A full minute into the opening track, “Money Gnomes,” you’re going to think that you know exactly where you are: Why, you are in the big, fancy barn of Mumfordian nu-folk and newgrass, with a banjo-and-snare-powered train groove and the familiar, clipped and keen, folksy elocution of Adam’s vocal delivery, a viral vocal style that contains echoes of Joanna Newsom, Jolie Holland, Nellie McKay and others. But this train is then abruptly derailed by a swirling, kaleidoscopic waltz, some calliope chromaticism and multiple character voices fleshing out an archaic and allegorical Lewis Carroll-type fantasy of some kind about materialism and corruption. Now you don’t know where you are anymore, and that’s where you will stay for the next ten tracks.
That teasing pattern is repeated numerous times. Songs may begin in the lounge (“Canadian Cowboy”), in the barrelhouse (“Singing so Sweetly,” “Powder Train”) or in Nola, or on doo-wop’s streetcorner; but they all end in the same place: the chamber. Even the most grooving and simple songs on this record, the ones that offer respite from the artiness, seem to arrive at a delicate, extended rubato breakdown at some point in their arc. You can take the girl out of the chamber, but…
Chamber pop forces us to differentiate idea from execution in a way that few other genres do. In some hands, chamber can seem heavy on execution, light on idea: all icing, no cake; all doily, no table. It all depends on the strength of the core melodies. Even a chamber-pop superstar like Sufjan Stevens can sometimes crush his frail little tunes under the weight of his compositional ambition. (But ah, he can be such a very fine songwriter that I forgive him his pretensions. Still, mark it well: Not everyone can or should try to be Randy Newman.)

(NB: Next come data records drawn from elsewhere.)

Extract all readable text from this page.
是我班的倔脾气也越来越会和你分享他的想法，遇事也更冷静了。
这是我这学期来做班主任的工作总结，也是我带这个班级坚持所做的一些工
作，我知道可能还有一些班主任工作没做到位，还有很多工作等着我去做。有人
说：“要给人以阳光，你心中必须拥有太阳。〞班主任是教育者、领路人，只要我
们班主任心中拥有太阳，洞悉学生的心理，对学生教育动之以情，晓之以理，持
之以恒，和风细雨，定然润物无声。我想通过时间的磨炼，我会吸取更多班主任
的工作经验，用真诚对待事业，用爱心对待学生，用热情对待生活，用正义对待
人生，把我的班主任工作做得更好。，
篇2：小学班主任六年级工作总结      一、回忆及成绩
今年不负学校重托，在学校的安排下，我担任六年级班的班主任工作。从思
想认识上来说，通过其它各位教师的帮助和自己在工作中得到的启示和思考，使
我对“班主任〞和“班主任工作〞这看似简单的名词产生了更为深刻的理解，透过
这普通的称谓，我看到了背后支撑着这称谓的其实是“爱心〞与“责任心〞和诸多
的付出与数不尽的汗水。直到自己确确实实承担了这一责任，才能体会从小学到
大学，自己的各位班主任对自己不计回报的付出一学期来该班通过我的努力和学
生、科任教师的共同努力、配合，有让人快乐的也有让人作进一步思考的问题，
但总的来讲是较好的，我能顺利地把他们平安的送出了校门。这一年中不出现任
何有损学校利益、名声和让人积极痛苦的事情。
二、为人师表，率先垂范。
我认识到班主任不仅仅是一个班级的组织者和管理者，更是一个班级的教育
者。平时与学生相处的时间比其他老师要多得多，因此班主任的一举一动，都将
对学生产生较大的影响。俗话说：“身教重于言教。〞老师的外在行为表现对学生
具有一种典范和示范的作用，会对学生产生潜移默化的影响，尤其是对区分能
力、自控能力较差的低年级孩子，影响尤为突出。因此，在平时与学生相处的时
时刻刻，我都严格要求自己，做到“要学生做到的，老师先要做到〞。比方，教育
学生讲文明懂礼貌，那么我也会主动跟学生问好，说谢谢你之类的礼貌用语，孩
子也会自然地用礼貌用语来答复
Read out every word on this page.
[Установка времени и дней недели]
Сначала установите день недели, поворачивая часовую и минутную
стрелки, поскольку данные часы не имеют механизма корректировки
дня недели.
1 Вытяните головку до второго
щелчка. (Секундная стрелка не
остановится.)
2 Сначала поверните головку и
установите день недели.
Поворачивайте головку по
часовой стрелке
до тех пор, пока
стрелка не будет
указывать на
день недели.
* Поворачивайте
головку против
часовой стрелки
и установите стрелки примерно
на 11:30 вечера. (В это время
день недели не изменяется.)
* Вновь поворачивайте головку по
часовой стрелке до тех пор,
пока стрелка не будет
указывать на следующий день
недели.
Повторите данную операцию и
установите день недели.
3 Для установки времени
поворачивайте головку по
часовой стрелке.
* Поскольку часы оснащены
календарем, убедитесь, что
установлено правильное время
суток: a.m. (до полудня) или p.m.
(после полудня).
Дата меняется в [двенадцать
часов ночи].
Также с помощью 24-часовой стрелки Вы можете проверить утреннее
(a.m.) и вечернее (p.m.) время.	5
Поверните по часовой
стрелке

Jocie Adams is a master of execution, but she has got the ideas too. This is why my favorite tracks on Arc Iris are not the folksy, swinging and rocky ones meant to move me, but the pure art songs of the bunch: “Honor of the Rainbows I,” “Honor of the Rainbows II” and the exquisite “Might I Deserve to Have a Dream.” Here, her indebtedness to the fully realized otherworldly musicality of Joanna Newsom is evident, as Adams wishes not only to create her own musical language and world, but to populate it with her own set of symbols, allegories and myths as well.
Arc Iris appears at the Falcon in Marlboro on Saturday, August 9, and Tony Falco displays once again what a fine and imaginative matchmaker he can be, pairing the New England chamber folk group with Jeremy Mage and the Magi: a pretty high-end chamber group posing as a world groove ensemble. (See my Almanac Weekly review of Mage’s album here: https://ulsterpub.wpengine.com/2014/07/18/gift-of-the-magi/)
Arc Iris with Jeremy Mage & the Magi, Saturday, August 9, 7 p.m.; no cover/donations encouraged, Falcon, 1348 Route 9W, Marlboro; www.liveatthefalcon.com.